What we know is that informal housing in Eastern Europe was less politicised, rather driven by practical need, than in the West. While many West European squatters considered themselves to be part of some social movement, illegal housing in socialist countries was confined to clandestine and individual action. In most cases single flats were occupied instead of houses. The purpose was not to establish an alternative to the ‘system’, but simply to find a flat (though, of course, in some senses this was an implicit critique of the system).

Photo by Cornelia Ogilvie, used with author's permission.

Photo by Cornelia Ogilvie, used with author’s permission.

The second reason why squatting is of interest, and not only for historians but also for sociologists, lawyers, architects, political scientists, artists and others, is that neoliberal governments did not make it disappear, at least not globally. Informal housing is one of the practices of ‘beating the system’ or circumventing its constraints that has become a ‘weapon of the weak,’ fighting for their right of survival. While a process of elimination has taken and is still taking place in many European countries, there are still millions living in favelas (South America), shanty towns (South Africa), gecekondus (Turkey) and other forms of illegal or ‘grey’ housing settlement. While the term ‘squatting’ is often used here, too, is it just a misleading analogy or can we learn something when we compare illegal housing in quite different contexts? Is it useful to compare European squatters and shanty towns in countries such as Pakistan, Kenya or Vietnam? It’s worth a try.

Our first step into the dark (or better: grey) zone of informal housing is scheduled for June 2016: a workshop with scholars studying illegal housing in Eastern and Western Europe, sponsored by the Small Grants Scheme of UCL European Institute. The workshop will address a number of relevant aspects (such as legal frameworks, conducive factors, motivations of the squatters, interactions with state institutions and the public sphere, forms of cohabitation). One goal of the workshop is to collect information, another aim is to organise a dialogue between experts on the Eastern and the Western perspective. Was illegal housing in the East a relatively autonomous phenomenon, or just a tame and belated copy of Western ‘guiding culture’? How did these practices, originating under quite different property situations, interact?

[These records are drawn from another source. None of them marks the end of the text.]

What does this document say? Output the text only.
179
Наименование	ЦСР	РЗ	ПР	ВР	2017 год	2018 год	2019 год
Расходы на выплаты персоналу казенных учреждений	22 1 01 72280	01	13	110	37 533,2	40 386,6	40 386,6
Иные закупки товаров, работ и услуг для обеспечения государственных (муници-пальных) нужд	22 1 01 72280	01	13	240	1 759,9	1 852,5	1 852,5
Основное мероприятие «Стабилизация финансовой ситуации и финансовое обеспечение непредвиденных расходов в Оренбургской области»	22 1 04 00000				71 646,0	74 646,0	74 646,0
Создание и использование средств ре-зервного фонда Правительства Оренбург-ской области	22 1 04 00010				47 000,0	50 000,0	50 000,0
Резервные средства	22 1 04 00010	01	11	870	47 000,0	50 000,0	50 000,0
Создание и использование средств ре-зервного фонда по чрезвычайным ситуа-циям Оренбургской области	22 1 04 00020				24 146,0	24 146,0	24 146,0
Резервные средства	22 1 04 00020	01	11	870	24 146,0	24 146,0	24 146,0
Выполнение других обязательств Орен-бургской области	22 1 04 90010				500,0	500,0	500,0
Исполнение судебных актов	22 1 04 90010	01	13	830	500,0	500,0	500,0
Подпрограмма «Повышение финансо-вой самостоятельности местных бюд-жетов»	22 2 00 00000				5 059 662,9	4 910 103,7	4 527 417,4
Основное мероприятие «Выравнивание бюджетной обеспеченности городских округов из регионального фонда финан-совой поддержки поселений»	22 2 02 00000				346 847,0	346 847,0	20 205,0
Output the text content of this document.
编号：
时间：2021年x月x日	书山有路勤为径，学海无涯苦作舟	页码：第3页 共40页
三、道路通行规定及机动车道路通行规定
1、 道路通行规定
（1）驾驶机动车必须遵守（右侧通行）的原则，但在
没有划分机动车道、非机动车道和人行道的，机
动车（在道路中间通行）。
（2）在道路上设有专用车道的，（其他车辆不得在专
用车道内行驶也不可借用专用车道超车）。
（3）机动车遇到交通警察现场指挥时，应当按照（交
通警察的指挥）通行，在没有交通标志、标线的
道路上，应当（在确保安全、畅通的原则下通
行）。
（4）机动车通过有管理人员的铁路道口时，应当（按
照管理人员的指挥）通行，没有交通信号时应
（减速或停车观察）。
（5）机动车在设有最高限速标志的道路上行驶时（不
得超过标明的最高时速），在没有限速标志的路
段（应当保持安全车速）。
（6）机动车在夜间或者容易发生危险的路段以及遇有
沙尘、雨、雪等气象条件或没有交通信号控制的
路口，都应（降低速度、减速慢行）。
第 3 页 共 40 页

It is worth highlighting the intrinsic ambiguities of illegal housing that can be observed in Eastern and Western Europe respectively. While one prevalent narrative considers squatting a political alternative to capitalism, one can argue that in many cases it just paved the way for gentrification. Apparently illegal housing in Western Europe was much more diverse than the cliché of the anarchist squatter might suggest. Dutch sociologist Hans Pruijt has identified five ‘configurations’ of squatting: severe housing deprivation, seeking alternative housing, conservation of houses, political action and entrepreneurial activities. It would be interesting to revisit our knowledge about informal housing in socialist countries in light of this typology. Apart from that, a similar ambiguity can also be observed in the East. Informal housing can be understood as an act of resistance. But didn’t the informal utilization of a dilapidated flat, often after extensive repairs, solve a housing problem and thereby stabilise the shortage economy, too?

Note: This article gives the views of the author(s), and not the position of the SSEES Research blog, nor of the School of Slavonic and East European Studies, nor of UCL.